Весь этот район походил на один огромный замок.
– Кстати, поздравляю с получением стипендии, – сказал Коннор. – Я слышал, конкурс был огромный. Сочинение у тебя вышло просто отличное.
Я ссутулился.
– Ты тоже его читал?
– Мои родители только о нем и говорят, заставили меня прочесть его дважды.
«Твою ж мать».
– Ничего так получилось, – пробормотал я, ожидая, что Коннор примется потешаться надо мной из-за проклятого носка.
Он не стал этого делать, зато сказал:
– Оно просто великолепно. Тебе повезло; я вот вообще не умею сочинять, хоть ты меня режь. И, к твоему сведению, английский у меня ведет мистер Райтман.
– У меня тоже, – осторожно заметил я. – Он строгий?
– Строже не бывает, – заверил меня Коннор. – Задает кучу домашки, требует написать то длинные рассказы, то короткие… Черт, я слышал, он даже заставляет писать стихи. Дерьмовые стихи.
Я слегка расслабился.
– Ага, это отстой.
– И не говори. – Коннор покосился на меня. – Но у тебя-то с этим проблем не будет. Кем ты хочешь стать, когда вырастешь? Писателем, да?
Еще вчера я, наверное, ответил бы на этот вопрос утвердительно, но «Носочный Мальчик» показал мне, что я не готов столкнуться с последствиями. Писательство я хотел сделать своей отдушиной, а не источником страданий.
Я страшно устал от страданий. Уход папы с мучительной ясностью продемонстрировал мне, как больно испытывать чувства, любить кого-то слишком сильно.
Мне по-прежнему хотелось сочинять, но больше я не собирался выставлять свое кровоточащее сердце напоказ, чтобы мне не швырнули его в лицо. С меня хватит.
– Пока не знаю. – Я посмотрел на Коннора. – А ты?
Его улыбка стала еще шире.
– Я хочу открыть спортбар в деловом районе Бостона. Назову его «Будем здоровы», представляешь? Хочу стоять в центре этого клуба, а по всем телевизорам будут транслировать спортивные передачи. Обожаю бейсбол. Тебе нравится бейсбол?
Он зашагал дальше, не дожидаясь ответа.
– Я мог бы говорить о бейсболе весь день напролет. Хочу создать такое место, где люди смогут проводить время, болтать о спорте или смотреть какую-нибудь игру и просто веселиться.
Я кивнул.
– Думаю, у тебя бы отлично получилось.
Будь я проклят, но даже в двенадцать лет Коннор Дрейк выглядел в точности как человек, пришедший на эту землю, чтобы открыть спортбар. Однако его улыбка померкла.
– Скажи это моим родителям. Они думают, что я должен поступить в один из университетов Лиги Плюща и заниматься чем-то большим и важным. Им мало того, что мой брат Джефферсон – идеальная иллюстрация к словам «большой» и «важный».
Я не знал, что сказать. Мысль о том, чтобы заниматься чем-то «большим и важным» казалась невозможной для бедного паренька вроде меня. Если мне удастся поступить в хороший колледж, найти приличную работу и немного помочь Ма, я уже посчитал бы это чудом.
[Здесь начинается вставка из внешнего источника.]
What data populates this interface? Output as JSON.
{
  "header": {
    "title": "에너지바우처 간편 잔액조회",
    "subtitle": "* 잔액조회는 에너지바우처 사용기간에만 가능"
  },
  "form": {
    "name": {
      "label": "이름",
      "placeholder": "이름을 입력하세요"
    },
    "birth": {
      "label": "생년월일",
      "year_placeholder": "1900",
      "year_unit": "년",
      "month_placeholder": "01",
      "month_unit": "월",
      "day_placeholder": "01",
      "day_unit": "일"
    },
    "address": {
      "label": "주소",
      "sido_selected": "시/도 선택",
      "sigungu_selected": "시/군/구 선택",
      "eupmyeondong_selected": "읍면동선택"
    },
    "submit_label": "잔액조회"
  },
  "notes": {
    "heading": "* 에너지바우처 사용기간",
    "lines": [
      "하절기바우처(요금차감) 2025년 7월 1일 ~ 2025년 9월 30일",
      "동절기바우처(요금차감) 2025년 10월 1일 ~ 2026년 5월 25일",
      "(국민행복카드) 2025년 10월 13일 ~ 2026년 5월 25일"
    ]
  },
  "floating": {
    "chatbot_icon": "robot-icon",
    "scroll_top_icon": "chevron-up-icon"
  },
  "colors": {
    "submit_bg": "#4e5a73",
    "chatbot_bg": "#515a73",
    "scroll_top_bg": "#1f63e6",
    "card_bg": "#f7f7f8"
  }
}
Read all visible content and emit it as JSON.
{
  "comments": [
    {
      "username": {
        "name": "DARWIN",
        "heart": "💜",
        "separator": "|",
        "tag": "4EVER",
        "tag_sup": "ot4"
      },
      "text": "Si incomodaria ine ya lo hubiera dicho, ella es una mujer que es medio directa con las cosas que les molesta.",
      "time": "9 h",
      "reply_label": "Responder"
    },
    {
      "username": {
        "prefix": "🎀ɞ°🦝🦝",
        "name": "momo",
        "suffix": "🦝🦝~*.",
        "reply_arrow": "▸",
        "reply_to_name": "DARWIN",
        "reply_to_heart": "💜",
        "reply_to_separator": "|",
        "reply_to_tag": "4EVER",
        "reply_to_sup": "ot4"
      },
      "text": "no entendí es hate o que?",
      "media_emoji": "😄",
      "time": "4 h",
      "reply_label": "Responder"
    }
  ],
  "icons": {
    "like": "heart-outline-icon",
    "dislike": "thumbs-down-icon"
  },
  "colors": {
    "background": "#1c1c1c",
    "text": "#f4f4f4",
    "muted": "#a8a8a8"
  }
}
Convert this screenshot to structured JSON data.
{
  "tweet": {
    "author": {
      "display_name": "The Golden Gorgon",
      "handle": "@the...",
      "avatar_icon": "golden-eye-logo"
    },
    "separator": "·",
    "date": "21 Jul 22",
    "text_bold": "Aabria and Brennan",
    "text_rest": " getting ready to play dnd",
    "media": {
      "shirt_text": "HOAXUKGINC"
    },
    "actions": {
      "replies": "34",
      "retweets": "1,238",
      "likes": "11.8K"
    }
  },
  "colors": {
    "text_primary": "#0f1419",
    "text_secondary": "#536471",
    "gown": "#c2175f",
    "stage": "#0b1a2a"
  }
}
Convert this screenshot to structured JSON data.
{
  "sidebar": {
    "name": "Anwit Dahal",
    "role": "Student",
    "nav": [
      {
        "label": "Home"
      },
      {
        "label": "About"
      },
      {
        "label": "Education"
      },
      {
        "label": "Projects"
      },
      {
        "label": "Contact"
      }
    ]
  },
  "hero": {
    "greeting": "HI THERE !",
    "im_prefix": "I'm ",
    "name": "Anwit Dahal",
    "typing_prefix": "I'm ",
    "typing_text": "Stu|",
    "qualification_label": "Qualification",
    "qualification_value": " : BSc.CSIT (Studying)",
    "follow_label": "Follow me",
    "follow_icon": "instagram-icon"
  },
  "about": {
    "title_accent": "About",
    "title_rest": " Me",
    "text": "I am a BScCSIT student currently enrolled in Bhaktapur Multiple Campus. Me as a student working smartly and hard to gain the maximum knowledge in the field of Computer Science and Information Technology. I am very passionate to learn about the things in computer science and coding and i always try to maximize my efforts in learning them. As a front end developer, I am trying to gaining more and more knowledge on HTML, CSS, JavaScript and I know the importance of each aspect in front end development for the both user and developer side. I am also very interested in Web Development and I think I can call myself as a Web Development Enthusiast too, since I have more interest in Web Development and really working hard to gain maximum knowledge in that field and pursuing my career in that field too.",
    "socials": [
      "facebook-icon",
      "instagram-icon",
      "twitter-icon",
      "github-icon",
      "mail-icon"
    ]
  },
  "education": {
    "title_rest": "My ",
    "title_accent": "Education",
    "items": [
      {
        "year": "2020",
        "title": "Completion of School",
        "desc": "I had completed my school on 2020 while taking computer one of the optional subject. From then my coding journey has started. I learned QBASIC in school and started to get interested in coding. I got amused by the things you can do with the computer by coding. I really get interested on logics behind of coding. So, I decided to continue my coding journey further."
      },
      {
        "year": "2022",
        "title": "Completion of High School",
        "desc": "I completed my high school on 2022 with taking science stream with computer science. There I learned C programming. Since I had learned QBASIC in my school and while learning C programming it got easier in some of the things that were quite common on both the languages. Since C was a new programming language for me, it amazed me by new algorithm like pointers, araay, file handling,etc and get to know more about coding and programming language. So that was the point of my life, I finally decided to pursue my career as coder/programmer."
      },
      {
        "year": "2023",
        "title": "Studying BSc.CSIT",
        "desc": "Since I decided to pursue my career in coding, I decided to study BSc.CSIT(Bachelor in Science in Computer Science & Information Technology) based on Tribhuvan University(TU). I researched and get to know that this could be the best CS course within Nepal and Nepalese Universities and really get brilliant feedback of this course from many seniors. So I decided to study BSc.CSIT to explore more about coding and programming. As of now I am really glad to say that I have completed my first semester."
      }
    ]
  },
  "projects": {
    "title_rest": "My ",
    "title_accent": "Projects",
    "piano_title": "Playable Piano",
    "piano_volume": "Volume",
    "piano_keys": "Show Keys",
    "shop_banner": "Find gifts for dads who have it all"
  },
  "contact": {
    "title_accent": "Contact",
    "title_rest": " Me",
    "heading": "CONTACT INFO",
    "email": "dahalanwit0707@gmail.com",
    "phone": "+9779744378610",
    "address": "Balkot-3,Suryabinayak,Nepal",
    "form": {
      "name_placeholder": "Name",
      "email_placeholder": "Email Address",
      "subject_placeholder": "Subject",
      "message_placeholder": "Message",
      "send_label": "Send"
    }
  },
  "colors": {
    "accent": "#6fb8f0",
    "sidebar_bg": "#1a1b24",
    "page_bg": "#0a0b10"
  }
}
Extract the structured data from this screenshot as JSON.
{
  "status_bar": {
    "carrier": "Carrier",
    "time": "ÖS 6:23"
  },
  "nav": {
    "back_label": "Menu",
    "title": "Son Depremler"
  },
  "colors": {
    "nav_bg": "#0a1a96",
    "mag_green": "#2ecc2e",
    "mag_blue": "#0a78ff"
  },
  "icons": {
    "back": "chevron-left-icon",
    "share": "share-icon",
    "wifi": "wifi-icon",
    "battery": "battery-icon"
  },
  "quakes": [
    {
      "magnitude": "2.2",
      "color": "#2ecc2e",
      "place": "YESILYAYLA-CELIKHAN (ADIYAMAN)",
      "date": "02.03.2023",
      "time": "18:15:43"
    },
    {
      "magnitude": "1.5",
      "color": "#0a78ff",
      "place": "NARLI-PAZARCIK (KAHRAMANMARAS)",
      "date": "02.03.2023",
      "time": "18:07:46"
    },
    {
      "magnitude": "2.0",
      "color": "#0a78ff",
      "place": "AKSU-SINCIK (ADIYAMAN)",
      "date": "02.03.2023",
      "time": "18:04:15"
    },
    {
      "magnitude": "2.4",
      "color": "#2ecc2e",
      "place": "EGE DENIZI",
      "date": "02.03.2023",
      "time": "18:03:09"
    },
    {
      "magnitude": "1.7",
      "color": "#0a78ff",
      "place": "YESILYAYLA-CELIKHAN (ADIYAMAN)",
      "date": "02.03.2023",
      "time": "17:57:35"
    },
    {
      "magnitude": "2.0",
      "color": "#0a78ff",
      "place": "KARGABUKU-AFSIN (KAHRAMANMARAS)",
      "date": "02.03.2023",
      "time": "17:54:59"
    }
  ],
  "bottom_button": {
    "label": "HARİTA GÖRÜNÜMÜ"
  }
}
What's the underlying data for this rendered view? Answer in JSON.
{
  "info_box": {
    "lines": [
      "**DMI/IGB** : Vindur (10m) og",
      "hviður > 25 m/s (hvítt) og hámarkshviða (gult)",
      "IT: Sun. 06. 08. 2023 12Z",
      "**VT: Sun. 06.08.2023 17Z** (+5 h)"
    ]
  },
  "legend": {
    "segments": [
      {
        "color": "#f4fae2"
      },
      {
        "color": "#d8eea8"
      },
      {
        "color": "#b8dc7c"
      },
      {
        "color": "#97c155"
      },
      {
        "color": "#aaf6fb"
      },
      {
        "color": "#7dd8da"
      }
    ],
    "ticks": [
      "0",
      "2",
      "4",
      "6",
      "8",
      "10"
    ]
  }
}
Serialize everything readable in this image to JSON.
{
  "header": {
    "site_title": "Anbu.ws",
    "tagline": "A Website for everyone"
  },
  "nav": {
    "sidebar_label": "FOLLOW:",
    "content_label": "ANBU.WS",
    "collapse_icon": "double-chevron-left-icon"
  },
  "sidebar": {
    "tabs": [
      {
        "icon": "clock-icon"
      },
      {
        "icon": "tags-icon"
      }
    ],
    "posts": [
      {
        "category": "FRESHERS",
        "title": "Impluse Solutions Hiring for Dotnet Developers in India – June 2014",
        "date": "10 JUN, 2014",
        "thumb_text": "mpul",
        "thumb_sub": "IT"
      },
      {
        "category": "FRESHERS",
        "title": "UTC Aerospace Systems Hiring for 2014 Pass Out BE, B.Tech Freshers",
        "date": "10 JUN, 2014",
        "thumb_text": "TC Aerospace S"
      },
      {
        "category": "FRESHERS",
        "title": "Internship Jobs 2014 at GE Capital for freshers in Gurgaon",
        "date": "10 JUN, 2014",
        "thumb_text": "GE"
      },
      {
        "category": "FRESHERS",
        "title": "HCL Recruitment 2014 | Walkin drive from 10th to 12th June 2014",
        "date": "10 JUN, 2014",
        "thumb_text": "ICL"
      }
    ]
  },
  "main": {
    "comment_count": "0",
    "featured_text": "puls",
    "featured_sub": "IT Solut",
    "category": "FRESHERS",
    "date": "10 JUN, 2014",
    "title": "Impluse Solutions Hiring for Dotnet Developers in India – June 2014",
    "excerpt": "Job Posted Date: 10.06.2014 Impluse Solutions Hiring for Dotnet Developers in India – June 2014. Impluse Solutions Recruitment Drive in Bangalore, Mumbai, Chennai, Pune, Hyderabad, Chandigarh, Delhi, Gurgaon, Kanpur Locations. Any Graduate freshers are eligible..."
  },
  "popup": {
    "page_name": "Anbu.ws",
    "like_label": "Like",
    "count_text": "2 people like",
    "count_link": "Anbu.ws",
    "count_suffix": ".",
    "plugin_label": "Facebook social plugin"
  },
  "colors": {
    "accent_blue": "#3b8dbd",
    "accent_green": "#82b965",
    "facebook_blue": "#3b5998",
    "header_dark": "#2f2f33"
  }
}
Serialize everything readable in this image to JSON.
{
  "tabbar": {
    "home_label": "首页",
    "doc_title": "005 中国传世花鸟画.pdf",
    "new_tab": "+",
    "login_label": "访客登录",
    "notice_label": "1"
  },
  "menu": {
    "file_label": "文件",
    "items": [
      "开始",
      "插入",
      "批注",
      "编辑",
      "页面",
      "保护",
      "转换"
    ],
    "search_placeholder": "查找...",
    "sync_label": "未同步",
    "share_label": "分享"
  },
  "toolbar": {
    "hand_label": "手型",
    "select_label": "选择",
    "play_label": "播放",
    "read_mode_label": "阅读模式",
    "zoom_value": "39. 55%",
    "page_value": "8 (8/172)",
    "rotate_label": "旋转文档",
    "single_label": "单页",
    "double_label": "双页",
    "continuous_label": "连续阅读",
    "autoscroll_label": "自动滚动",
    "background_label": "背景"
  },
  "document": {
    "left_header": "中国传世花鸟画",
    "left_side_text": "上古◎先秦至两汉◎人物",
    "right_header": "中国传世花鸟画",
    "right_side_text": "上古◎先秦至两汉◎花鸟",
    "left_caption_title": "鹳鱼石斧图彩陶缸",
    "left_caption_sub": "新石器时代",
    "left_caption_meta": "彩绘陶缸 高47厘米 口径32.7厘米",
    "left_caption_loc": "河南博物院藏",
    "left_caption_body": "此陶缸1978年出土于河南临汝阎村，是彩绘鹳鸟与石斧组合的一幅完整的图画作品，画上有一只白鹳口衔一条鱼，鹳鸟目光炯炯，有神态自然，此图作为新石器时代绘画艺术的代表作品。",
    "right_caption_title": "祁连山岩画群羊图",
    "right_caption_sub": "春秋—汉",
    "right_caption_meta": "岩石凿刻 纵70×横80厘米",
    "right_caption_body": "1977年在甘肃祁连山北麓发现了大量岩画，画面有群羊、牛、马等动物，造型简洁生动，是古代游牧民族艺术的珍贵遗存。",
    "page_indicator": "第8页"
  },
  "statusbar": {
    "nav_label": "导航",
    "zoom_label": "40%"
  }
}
– Ты же из южного района, да?
– Точно, – ответил я.
– И как там?
Я ощетинился.
– Что «как»? Каково жить в дерьмовой квартирке и не иметь возможности поступить в приличную школу, если только не выиграешь стипендию?
Коннор не стушевался из-за моего резкого тона; за годы нашей дружбы эта черта в нем останется неизменной. Она будет скреплять нашу дружбу, как клей.
Он пожал плечами.
– Не знаю, может быть. Иногда все здесь кажется таким сложным… хотя нет необходимости все усложнять. Знаешь, я люблю простоту.
Я нахмурился.
– Быть бедным чертовски просто. Тебе позарез нужны деньги, а у тебя их нет. Конец.
– Ага, наверное, это отстой, – сказал он.
Почему-то у меня не возникло желания засветить ему в глаз за то, что он с видом знатока рассуждал о вечной борьбе, из которой состояла моя жизнь.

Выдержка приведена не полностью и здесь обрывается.